Moscow's permanent representative to the UN told reporters that the findings were the result of an independent investigation requested by Damascus.

Both sides have accused each other of attacks involving chemical weapons.

The incident in Khan al-Assal, outside Aleppo, on 19 March left at least 27 people dead and dozens injured.

Last month, the UN Human Rights Council's Independent International Commission of Inquiry said there were reasonable grounds to believe that "limited quantities of toxic chemicals" had been used at Khan al-Assal, as well as in three other attacks.

But it had "not been possible... to determine the precise chemical agents used, their delivery systems or the perpetrator", it added.

The inquiry also called on the Syrian authorities to allow a team of UN chemical weapons experts into the country - a request Damascus has so far refused because of disputes over access to areas that the UK and French governments also want investigated.

'No credible reporting'

On Monday, Russia's ambassador to the UN, Vitaly Churkin, revealed that its Syrian ally had asked Russian experts to look into the Khan al-Assal attack.

They had visited the location where the projectile landed and taken their own samples, which were then analysed at a Russian laboratory certified by the Organisation for the Prohibition of Chemical Weapons (OPCW), Mr Churkin said.

The chemical agent was carried by a "Bashair-3 unguided projectile", which was produced by the Bashair al-Nasr Brigade, a rebel group affiliated with the Free Syrian Army, he alleged.

"The results of the analysis clearly indicate that the ordnance used in Khan al-Assal was not industrially manufactured and was filled with sarin."
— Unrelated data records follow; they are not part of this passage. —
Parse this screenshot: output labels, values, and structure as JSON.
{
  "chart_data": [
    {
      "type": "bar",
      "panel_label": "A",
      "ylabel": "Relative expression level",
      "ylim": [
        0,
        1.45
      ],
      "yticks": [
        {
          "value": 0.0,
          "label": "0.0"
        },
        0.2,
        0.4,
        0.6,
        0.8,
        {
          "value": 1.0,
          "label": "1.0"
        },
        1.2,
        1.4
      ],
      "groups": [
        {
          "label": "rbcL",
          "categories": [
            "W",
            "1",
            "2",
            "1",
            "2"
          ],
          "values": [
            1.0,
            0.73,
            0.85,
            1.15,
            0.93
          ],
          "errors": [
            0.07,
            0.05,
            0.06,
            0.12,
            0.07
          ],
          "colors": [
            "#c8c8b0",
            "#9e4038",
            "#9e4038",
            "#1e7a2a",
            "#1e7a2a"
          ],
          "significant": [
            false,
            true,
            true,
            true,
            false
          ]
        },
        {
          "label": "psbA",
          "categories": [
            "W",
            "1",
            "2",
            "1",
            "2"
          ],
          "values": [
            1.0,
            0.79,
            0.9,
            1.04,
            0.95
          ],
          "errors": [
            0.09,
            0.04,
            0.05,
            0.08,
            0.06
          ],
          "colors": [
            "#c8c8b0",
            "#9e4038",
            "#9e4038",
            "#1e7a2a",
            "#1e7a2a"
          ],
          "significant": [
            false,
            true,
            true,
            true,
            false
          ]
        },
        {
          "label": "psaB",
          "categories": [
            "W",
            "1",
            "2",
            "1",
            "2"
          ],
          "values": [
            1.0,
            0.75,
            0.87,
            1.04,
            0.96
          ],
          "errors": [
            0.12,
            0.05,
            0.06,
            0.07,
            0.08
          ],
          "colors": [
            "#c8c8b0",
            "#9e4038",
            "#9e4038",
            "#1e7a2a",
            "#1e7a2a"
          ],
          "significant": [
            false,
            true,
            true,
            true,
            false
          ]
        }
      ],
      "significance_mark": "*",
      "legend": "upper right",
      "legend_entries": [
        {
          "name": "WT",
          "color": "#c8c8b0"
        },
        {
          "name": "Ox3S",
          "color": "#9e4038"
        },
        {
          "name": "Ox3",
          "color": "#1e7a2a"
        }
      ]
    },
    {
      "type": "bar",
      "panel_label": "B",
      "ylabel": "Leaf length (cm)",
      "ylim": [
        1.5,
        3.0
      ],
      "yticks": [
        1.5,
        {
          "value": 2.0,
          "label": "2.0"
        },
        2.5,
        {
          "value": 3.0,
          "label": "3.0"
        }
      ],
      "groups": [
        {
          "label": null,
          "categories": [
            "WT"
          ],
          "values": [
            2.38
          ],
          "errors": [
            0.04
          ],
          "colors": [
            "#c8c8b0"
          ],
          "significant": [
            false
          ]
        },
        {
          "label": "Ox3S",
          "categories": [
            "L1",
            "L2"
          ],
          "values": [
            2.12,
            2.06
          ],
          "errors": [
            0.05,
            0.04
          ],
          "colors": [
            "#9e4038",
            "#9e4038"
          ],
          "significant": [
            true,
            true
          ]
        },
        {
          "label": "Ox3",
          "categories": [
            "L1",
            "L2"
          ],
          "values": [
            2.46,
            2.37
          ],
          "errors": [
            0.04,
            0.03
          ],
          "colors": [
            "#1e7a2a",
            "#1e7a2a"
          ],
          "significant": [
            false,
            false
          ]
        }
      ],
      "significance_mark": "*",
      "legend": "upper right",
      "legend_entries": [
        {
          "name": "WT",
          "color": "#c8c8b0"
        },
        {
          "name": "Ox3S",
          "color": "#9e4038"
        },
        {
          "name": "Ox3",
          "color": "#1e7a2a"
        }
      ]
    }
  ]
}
"The projectile involved is not a standard one for chemical use," Mr Churkin added. "Hexogen, utilised as an opening charge, is not utilised in standard ammunitions. Therefore, there is every reason to believe that it was armed opposition fighters who used the chemical weapons in Khan al-Assal."

Mr Churkin said the report had been submitted to UN Secretary General Ban Ki-moon, whose spokesman said he took "seriously all credible allegations".

The UK and France sent letters to the secretary general in late March which reportedly detailed evidence based on witness interviews and soil samples that chemical weapons had been used on multiple occasions, including at Khan al-Assal.

In mid-June, the US said its intelligence agencies believed government forces had used chemical weapons, including sarin, "on a small scale against the opposition multiple times in the last year", resulting in an estimated 100-150 deaths.

Following Mr Churkin's announcement, a UK government spokesman told the BBC: "We will examine whatever is presented to us, but to date we have seen no credible reporting of chemical weapons use by the Syrian opposition, or that the opposition have obtained chemical weapons."

White House spokesman Jay Carney said the US had also "yet to see any evidence that backs up the assertion that anybody besides the Syrian government has the ability to use chemical weapons, [or] has used chemical weapons".

"Our ability as an international community to investigate the use of chemical weapons in Syria is hampered by Assad's refusal to allow a United Nations investigation."

Sarin is considered 20 times as deadly as cyanide and is impossible to detect due to its odourless, tasteless and colourless properties. The agent attacks the nervous system, often causing respiratory failure and can cause death within minutes of exposure.